HOLLANDA kampından beri söyleye söyleye ağzımızda tüy bitti; "Elinizde böyle madenler varken futbolcu aramaya gerek yok" diye... Bizim bu söylemimize karşın bazı eski kafalılar hep bir ağızdan aynı sözleri kullandılar bu kardeşler için; "Biraz pişsinler..."

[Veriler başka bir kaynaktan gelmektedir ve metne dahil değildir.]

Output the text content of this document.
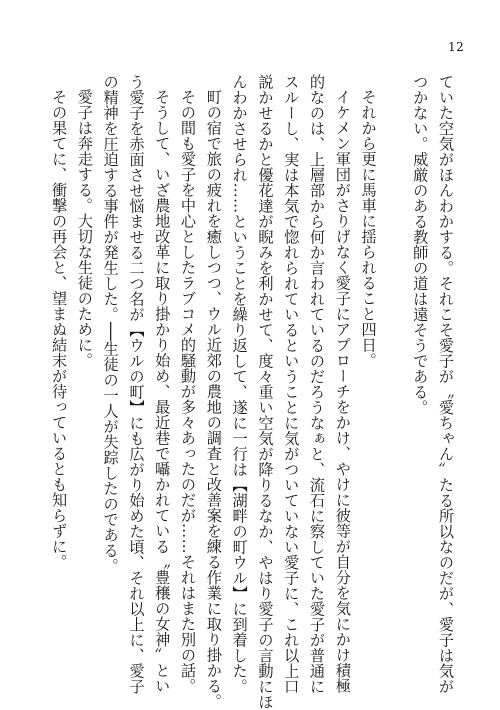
12
ていた空気がほんわかする。それこそ愛子が〝愛ちゃん〟たる所以なのだが、愛子は気が
つかない。威厳のある教師の道は遠そうである。

それから更に馬車に揺られること四日。
イケメン軍団がさりげなく愛子にアプローチをかけ、やけに彼等が自分を気にかけ積極
的なのは、上層部から何か言われているのだろうなぁと、流石に察していた愛子が普通に
スルーし、実は本気で惚れられているということに気がついていない愛子に、これ以上口
説かせるかと優花達が睨みを利かせて、度々重い空気が降りるなか、やはり愛子の言動にほ
んわかさせられ……ということを繰り返して、遂に一行は【湖畔の町ウル】に到着した。
町の宿で旅の疲れを癒しつつ、ウル近郊の農地の調査と改善案を練る作業に取り掛かる。
その間も愛子を中心としたラブコメ的騒動が多々あったのだが……それはまた別の話。
そうして、いざ農地改革に取り掛かり始め、最近巷で囁かれている〝豊穣の女神〟とい
う愛子を赤面させ悩ませる二つ名が【ウルの町】にも広がり始めた頃、それ以上に、愛子
の精神を圧迫する事件が発生した。──生徒の一人が失踪したのである。
愛子は奔走する。大切な生徒のために。
その果てに、衝撃の再会と、望まぬ結末が待っているとも知らずに。
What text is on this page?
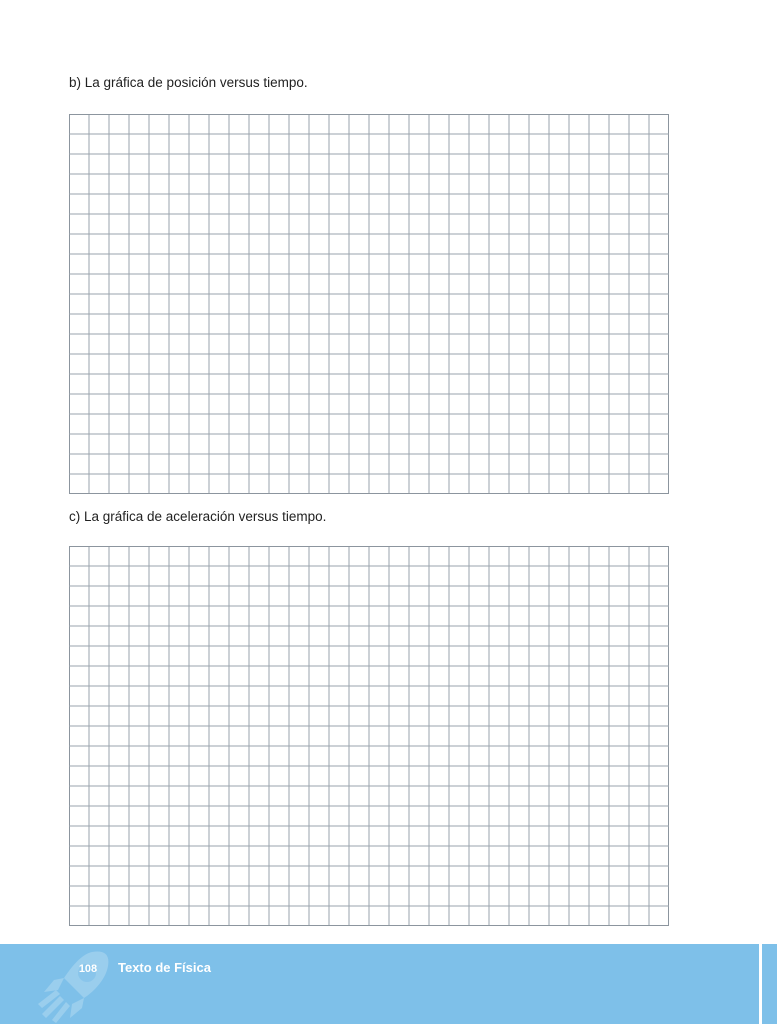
b) La gráfica de posición versus tiempo.
c) La gráfica de aceleración versus tiempo.
108 Texto de Física
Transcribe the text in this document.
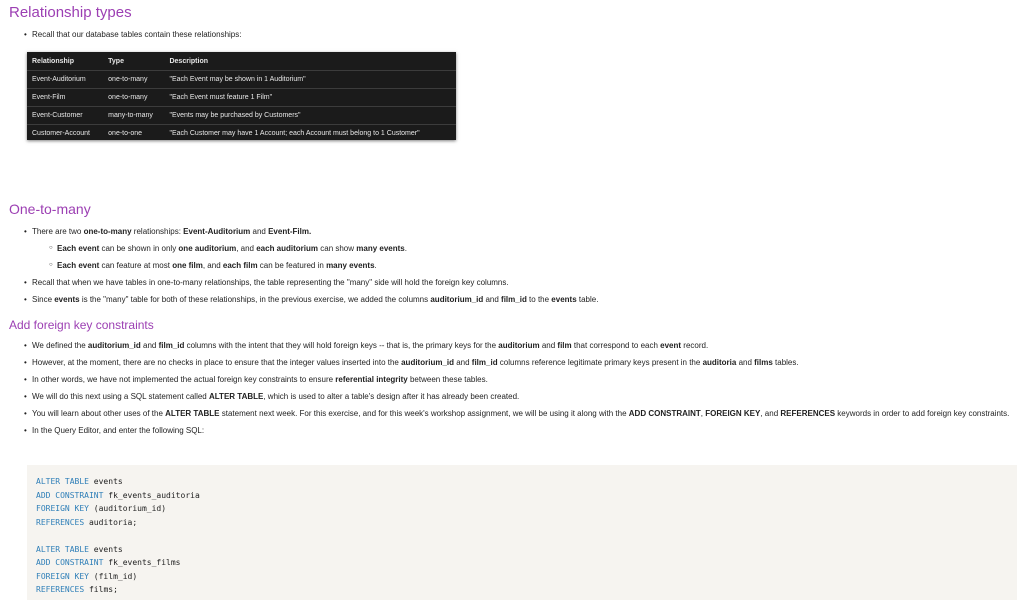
Relationship types
• Recall that our database tables contain these relationships:
Relationship	Type	Description
Event-Auditorium	one-to-many	"Each Event may be shown in 1 Auditorium"
Event-Film	one-to-many	"Each Event must feature 1 Film"
Event-Customer	many-to-many	"Events may be purchased by Customers"
Customer-Account	one-to-one	"Each Customer may have 1 Account; each Account must belong to 1 Customer"
One-to-many
• There are two one-to-many relationships: Event-Auditorium and Event-Film.
○ Each event can be shown in only one auditorium, and each auditorium can show many events.
○ Each event can feature at most one film, and each film can be featured in many events.
• Recall that when we have tables in one-to-many relationships, the table representing the "many" side will hold the foreign key columns.
• Since events is the "many" table for both of these relationships, in the previous exercise, we added the columns auditorium_id and film_id to the events table.
Add foreign key constraints
• We defined the auditorium_id and film_id columns with the intent that they will hold foreign keys -- that is, the primary keys for the auditorium and film that correspond to each event record.
• However, at the moment, there are no checks in place to ensure that the integer values inserted into the auditorium_id and film_id columns reference legitimate primary keys present in the auditoria and films tables.
• In other words, we have not implemented the actual foreign key constraints to ensure referential integrity between these tables.
• We will do this next using a SQL statement called ALTER TABLE, which is used to alter a table's design after it has already been created.
• You will learn about other uses of the ALTER TABLE statement next week. For this exercise, and for this week's workshop assignment, we will be using it along with the ADD CONSTRAINT, FOREIGN KEY, and REFERENCES keywords in order to add foreign key constraints.
• In the Query Editor, and enter the following SQL:
ALTER TABLE events
ADD CONSTRAINT fk_events_auditoria
FOREIGN KEY (auditorium_id)
REFERENCES auditoria;

ALTER TABLE events
ADD CONSTRAINT fk_events_films
FOREIGN KEY (film_id)
REFERENCES films;
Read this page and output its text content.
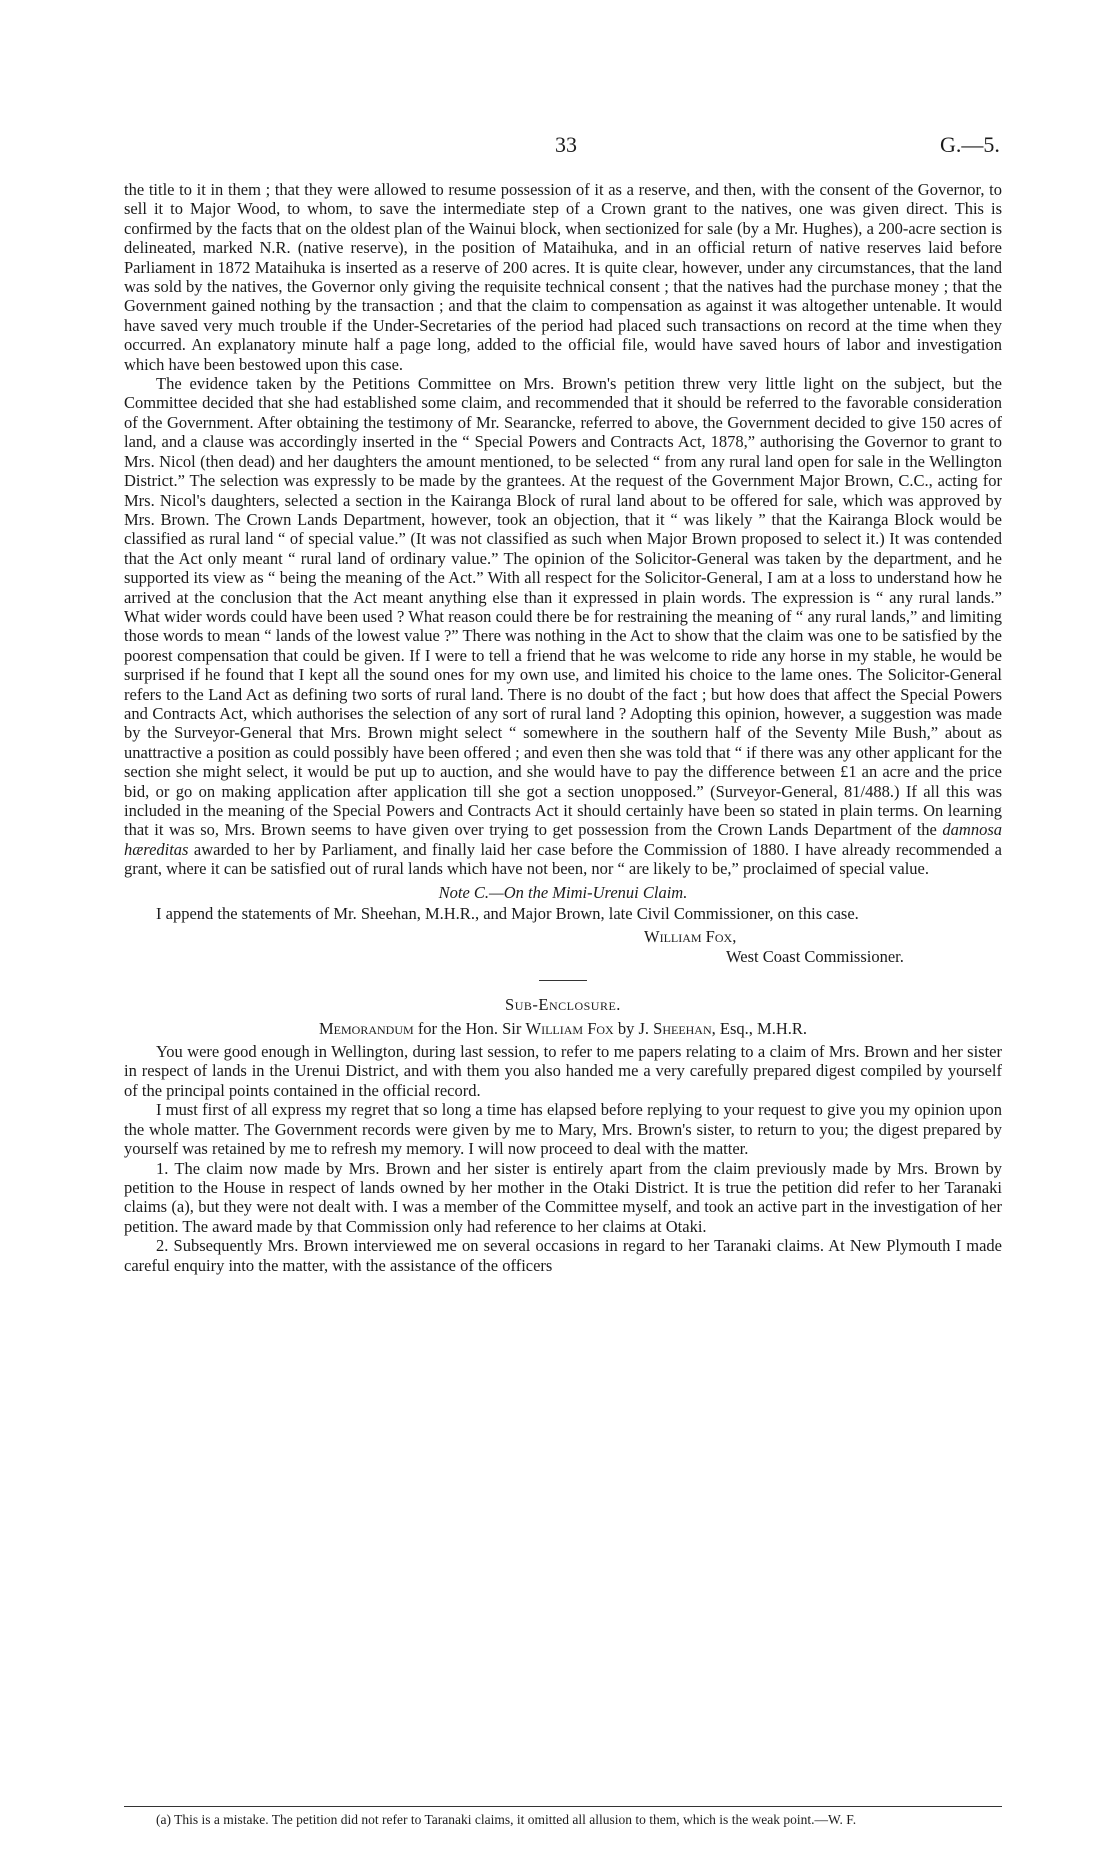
33	G.—5.

the title to it in them ; that they were allowed to resume possession of it as a reserve, and then, with the consent of the Governor, to sell it to Major Wood, to whom, to save the intermediate step of a Crown grant to the natives, one was given direct. This is confirmed by the facts that on the oldest plan of the Wainui block, when sectionized for sale (by a Mr. Hughes), a 200-acre section is delineated, marked N.R. (native reserve), in the position of Mataihuka, and in an official return of native reserves laid before Parliament in 1872 Mataihuka is inserted as a reserve of 200 acres. It is quite clear, however, under any circumstances, that the land was sold by the natives, the Governor only giving the requisite technical consent ; that the natives had the purchase money ; that the Government gained nothing by the transaction ; and that the claim to compensation as against it was altogether untenable. It would have saved very much trouble if the Under-Secretaries of the period had placed such transactions on record at the time when they occurred. An explanatory minute half a page long, added to the official file, would have saved hours of labor and investigation which have been bestowed upon this case.

The evidence taken by the Petitions Committee on Mrs. Brown's petition threw very little light on the subject, but the Committee decided that she had established some claim, and recommended that it should be referred to the favorable consideration of the Government. After obtaining the testimony of Mr. Searancke, referred to above, the Government decided to give 150 acres of land, and a clause was accordingly inserted in the “ Special Powers and Contracts Act, 1878,” authorising the Governor to grant to Mrs. Nicol (then dead) and her daughters the amount mentioned, to be selected “ from any rural land open for sale in the Wellington District.” The selection was expressly to be made by the grantees. At the request of the Government Major Brown, C.C., acting for Mrs. Nicol's daughters, selected a section in the Kairanga Block of rural land about to be offered for sale, which was approved by Mrs. Brown. The Crown Lands Department, however, took an objection, that it “ was likely ” that the Kairanga Block would be classified as rural land “ of special value.” (It was not classified as such when Major Brown proposed to select it.) It was contended that the Act only meant “ rural land of ordinary value.” The opinion of the Solicitor-General was taken by the department, and he supported its view as “ being the meaning of the Act.” With all respect for the Solicitor-General, I am at a loss to understand how he arrived at the conclusion that the Act meant anything else than it expressed in plain words. The expression is “ any rural lands.” What wider words could have been used ? What reason could there be for restraining the meaning of “ any rural lands,” and limiting those words to mean “ lands of the lowest value ?” There was nothing in the Act to show that the claim was one to be satisfied by the poorest compensation that could be given. If I were to tell a friend that he was welcome to ride any horse in my stable, he would be surprised if he found that I kept all the sound ones for my own use, and limited his choice to the lame ones. The Solicitor-General refers to the Land Act as defining two sorts of rural land. There is no doubt of the fact ; but how does that affect the Special Powers and Contracts Act, which authorises the selection of any sort of rural land ? Adopting this opinion, however, a suggestion was made by the Surveyor-General that Mrs. Brown might select “ somewhere in the southern half of the Seventy Mile Bush,” about as unattractive a position as could possibly have been offered ; and even then she was told that “ if there was any other applicant for the section she might select, it would be put up to auction, and she would have to pay the difference between £1 an acre and the price bid, or go on making application after application till she got a section unopposed.” (Surveyor-General, 81/488.) If all this was included in the meaning of the Special Powers and Contracts Act it should certainly have been so stated in plain terms. On learning that it was so, Mrs. Brown seems to have given over trying to get possession from the Crown Lands Department of the damnosa hæreditas awarded to her by Parliament, and finally laid her case before the Commission of 1880. I have already recommended a grant, where it can be satisfied out of rural lands which have not been, nor “ are likely to be,” proclaimed of special value.

Note C.—On the Mimi-Urenui Claim.

I append the statements of Mr. Sheehan, M.H.R., and Major Brown, late Civil Commissioner, on this case.

William Fox,
West Coast Commissioner.

Sub-Enclosure.

Memorandum for the Hon. Sir William Fox by J. Sheehan, Esq., M.H.R.

You were good enough in Wellington, during last session, to refer to me papers relating to a claim of Mrs. Brown and her sister in respect of lands in the Urenui District, and with them you also handed me a very carefully prepared digest compiled by yourself of the principal points contained in the official record.

I must first of all express my regret that so long a time has elapsed before replying to your request to give you my opinion upon the whole matter. The Government records were given by me to Mary, Mrs. Brown's sister, to return to you; the digest prepared by yourself was retained by me to refresh my memory. I will now proceed to deal with the matter.

1. The claim now made by Mrs. Brown and her sister is entirely apart from the claim previously made by Mrs. Brown by petition to the House in respect of lands owned by her mother in the Otaki District. It is true the petition did refer to her Taranaki claims (a), but they were not dealt with. I was a member of the Committee myself, and took an active part in the investigation of her petition. The award made by that Commission only had reference to her claims at Otaki.

2. Subsequently Mrs. Brown interviewed me on several occasions in regard to her Taranaki claims. At New Plymouth I made careful enquiry into the matter, with the assistance of the officers

(a) This is a mistake. The petition did not refer to Taranaki claims, it omitted all allusion to them, which is the weak point.—W. F.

Ama bilmiyorlardı ki, bu kardeşler "Sobada ısınan gevrek kestane" olmuşlardı. Arda, Oğuz, Özgürcan, Aydın hücum bölgelerinde inanılmaz güzel bir kurgu içindeydiler. Gencecik delikanlılar sahanın üçüncü bölgesinde üçgenler kuruyor, büyük bir cesaret ve başarıyla derin futbolu tercih ediyorlardı. Ustalardan kurulu rakipleri şaşkına dönmüştü. Hele bir Polanski vardı, Oğuz’u tutayım derken perişan oldu. Bu Polanski baktı ki Oğuz’u durduramıyor, ellerini kollarını kullandı. Daha sonra bu çocuğa, gelen vurdu, giden vurdu. Gerets baktı olmayacak, onu hemen oyundan aldı.
Sonuca gitme dersi
Bu genç kardeşlerin üretimi olan gol de ’bir takımın sonuca nasıl gideceğini anlatan’ bir ders gibiydi. Rakip Mönchengladbach sahanın her bölgesinde pres yapan Galatasaray karşısında top oynayacak alan bulamayınca sürekli geriye oynamak zorunda kaldı.
Böylesine dinamik ve düşünce zenginliği olan bir gençliği Galatasaray kullanamazsa, gerçekten yazık olur. İnanın, Türkiye’de hiçbir takımda böyle yetenekli gençler yok. Ben bunların hepsinin arkasındayım. Bu çocuklar geleceğin Galatasaray’ının temelini atacak ve sahnede yerlerini aldıkları zaman Cimbom’u yıllarca omuzlayıp götüreceklerdir.